Мишка повернулся и двинулся в сторону лошадей у крыльца комендатуры, оставив гауптмана с открытым ртом и выпученными глазами у скамьи, на которую так никто и не присел за время разговора.
– Обрадовал ты его последним заявлением так, что пожалуй не переживет этой радости,– заметил Серега, вскакивая в седло.– Эй, часовой, почему нарушаем форму одежды?

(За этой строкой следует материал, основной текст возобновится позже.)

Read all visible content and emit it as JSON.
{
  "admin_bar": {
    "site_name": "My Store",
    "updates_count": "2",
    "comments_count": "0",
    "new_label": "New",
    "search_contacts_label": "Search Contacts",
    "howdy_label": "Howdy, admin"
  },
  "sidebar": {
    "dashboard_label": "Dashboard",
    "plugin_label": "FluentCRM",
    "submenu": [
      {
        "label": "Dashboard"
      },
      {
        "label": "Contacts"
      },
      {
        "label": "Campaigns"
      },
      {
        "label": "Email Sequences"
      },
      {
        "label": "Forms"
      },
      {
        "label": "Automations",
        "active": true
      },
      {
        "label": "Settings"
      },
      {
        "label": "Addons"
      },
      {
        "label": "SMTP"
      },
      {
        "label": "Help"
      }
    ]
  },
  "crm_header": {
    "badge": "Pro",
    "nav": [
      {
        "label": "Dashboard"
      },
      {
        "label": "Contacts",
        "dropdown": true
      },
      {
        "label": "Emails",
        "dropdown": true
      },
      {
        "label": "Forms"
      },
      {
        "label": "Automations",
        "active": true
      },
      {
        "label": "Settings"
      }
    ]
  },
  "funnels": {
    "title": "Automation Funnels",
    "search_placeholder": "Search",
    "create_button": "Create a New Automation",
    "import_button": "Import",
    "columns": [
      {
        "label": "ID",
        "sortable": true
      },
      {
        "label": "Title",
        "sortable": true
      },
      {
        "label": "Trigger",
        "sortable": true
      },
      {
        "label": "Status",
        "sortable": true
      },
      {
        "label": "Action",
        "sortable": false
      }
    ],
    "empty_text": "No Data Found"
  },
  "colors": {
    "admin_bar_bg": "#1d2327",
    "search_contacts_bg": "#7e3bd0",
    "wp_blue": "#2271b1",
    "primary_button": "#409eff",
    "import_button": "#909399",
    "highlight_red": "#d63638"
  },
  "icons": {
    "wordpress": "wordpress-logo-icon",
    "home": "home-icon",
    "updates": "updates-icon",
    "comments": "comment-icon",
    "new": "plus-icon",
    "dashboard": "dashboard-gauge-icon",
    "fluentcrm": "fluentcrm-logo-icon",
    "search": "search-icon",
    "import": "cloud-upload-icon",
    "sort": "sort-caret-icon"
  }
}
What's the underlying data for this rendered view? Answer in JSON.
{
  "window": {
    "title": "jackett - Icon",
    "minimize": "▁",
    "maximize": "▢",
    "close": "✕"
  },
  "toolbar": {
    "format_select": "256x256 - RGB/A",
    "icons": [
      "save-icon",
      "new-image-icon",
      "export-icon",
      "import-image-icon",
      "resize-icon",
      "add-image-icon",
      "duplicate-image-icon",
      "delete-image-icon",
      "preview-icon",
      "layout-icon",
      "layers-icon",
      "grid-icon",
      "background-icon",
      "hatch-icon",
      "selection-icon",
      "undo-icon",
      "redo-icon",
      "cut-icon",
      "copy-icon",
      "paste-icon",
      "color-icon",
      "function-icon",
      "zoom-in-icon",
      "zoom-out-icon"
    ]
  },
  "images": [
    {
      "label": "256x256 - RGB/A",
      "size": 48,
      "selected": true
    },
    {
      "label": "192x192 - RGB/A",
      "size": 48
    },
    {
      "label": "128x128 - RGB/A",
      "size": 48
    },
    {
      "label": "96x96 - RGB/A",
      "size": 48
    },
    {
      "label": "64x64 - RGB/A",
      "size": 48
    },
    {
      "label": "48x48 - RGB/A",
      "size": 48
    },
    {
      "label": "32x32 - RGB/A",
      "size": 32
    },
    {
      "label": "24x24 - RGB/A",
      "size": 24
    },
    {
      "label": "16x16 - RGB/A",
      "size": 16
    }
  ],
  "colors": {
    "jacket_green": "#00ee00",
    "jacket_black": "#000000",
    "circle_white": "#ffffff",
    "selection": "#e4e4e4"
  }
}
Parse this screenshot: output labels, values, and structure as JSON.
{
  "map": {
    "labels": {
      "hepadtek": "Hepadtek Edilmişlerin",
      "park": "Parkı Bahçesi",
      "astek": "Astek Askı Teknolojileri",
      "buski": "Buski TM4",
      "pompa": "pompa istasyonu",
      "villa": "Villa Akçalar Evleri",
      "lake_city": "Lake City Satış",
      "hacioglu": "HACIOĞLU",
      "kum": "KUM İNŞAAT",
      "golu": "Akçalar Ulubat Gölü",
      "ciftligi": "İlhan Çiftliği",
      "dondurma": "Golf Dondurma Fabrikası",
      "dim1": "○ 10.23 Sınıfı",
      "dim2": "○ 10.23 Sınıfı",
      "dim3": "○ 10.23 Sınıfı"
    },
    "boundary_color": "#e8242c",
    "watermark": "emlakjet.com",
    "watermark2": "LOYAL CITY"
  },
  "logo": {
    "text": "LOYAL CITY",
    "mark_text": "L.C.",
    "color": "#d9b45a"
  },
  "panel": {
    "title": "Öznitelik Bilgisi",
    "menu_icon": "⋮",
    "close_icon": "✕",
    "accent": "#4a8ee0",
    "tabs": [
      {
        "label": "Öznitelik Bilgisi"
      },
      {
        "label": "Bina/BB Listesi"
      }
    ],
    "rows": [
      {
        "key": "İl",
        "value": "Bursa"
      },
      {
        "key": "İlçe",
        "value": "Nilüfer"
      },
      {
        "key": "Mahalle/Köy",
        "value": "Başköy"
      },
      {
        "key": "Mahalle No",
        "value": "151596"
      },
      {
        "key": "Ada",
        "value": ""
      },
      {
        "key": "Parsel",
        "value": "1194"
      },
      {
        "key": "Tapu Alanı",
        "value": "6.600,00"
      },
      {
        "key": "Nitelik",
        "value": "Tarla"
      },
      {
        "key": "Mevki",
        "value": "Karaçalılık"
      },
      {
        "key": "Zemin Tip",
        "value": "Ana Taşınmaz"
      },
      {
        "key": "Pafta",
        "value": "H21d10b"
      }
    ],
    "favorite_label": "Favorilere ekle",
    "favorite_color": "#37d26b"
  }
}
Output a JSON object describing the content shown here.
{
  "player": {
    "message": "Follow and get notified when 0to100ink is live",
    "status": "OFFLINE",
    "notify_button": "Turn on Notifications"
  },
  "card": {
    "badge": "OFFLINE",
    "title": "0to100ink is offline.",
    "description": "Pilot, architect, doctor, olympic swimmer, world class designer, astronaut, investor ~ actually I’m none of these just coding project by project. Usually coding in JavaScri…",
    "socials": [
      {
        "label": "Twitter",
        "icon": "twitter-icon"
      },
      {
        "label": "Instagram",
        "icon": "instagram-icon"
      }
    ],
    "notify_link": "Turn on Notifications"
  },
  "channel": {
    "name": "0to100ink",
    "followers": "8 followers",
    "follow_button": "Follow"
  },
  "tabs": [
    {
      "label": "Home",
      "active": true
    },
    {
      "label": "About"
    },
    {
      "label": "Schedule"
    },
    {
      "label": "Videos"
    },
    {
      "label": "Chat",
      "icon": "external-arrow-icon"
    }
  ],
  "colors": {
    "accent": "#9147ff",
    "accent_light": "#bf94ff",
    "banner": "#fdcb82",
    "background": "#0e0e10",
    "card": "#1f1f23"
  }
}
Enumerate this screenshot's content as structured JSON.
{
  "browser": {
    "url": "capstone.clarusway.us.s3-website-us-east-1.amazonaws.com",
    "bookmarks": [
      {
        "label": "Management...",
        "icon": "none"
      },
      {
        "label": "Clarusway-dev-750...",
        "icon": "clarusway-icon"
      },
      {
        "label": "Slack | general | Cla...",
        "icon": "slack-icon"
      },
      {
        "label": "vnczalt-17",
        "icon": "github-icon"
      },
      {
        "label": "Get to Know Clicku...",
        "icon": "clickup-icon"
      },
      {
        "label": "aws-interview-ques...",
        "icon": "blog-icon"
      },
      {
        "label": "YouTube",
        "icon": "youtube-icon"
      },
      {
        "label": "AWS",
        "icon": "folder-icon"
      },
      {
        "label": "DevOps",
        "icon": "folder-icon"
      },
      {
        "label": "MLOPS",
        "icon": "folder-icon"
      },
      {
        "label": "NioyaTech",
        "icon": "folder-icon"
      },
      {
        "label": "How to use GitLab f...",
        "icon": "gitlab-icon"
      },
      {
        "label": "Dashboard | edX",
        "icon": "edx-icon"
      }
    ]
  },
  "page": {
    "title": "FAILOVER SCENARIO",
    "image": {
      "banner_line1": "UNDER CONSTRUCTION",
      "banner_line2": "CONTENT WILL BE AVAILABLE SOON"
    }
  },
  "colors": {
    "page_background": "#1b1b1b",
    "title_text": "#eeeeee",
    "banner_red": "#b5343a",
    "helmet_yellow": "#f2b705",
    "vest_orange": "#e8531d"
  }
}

Где присланные командованием хромовые сапоги и лайковая куртка?– обратился он к гренадеру, топчущемуся при входе в комендатуру.
– Ничего такого нам не выдавали,– гаркнул, вытянувшийся рядовой.
– Может, вам и жалованье не выдают, которое по распоряжению фюрера увеличено до пятидесяти тысяч марок в месяц?– строго спросил его Серега.
– Не-е-ет,– сверкнул глазами возмущенно часовой.
– А вот, герр гауптман, заявляет, что все получено и выдано. Даже премия за взятие этого городка. В размере ста тысяч на солдатика получена.
– Сто тысяч!– ахнул рядовой, и ошалело затряс головой в каске.– Я и не видел столько никогда, герр штурмбанфюрер.
– Ну, значит, еще выдадут. Гауптман у вас человек чести,– Серега пришпорил Верку и даже не оглянулся на пистолетный выстрел, раздавшийся рядом со скамейкой. А часовой, уставившись на тело коменданта, раскинувшего руки у палисадника, загибал пальцы и шевелил губами, подсчитывая недовыплаченное ему жалование и премиальные. Сумма получалась такая огромная, что у рядового затряслись руки от алчности и, возмущения. Только что на его глазах, один из тех, кто его ограбил самым наглым образом, так же нагло и ушел от ответственности.
– Ничего…– бормотал часовой, снимая винтовку с натруженного плеча.– Разберемся. Фюрер бы одобрил. Даешь кровное!– рявкнул он и направился оповещать сослуживцев, которые наверняка тоже будут рады получить свое увеличенное жалование из сейфа комендатуры. Здоровенный сейф там стоящий часовой видел неоднократно и вскрыть его немедленно, вот задача номер один, которая заслонила все остальные, даже служебный долг. Часовой подошел к лежащему с пулевой пробоиной в виске Мольтке и, плюнув на труп, перешагнул через него.
– Дерьмо,– возмущенно прошипел он.– Главное чтобы остальные не успели офицерики застрелиться. Вперед, Фриц.– и зашагал к домику, в котором разместился его родной третий взвод.
Родной третий, услышав новость от Фрица об увеличенном жаловании, премиальных, хромовых сапогах и кожаной лайковой куртке, повел себя предсказуемо правильно. С точки зрения Фрица. Возбудился до крайности и в тридцать глоток, потребовал торжества справедливости. Незамедлительно.
С точки же зрения командира взвода лейтенанта Розенмана, повел себя взвод не правильно, и лейтенант попытался парой зуботычин объяснить солдатом свою точку зрения, но не преуспел в этом. Взвод как с цепи сорвался, сбил лейтенанта с ног и выскочил на улицу, затаптывая его коваными сапогами. Причем каждый норовил лягнуть почувствительнее, и когда последний гренадер покинул дом, лейтенант остался лежать на полу с расквашенной физиономией и без сознания.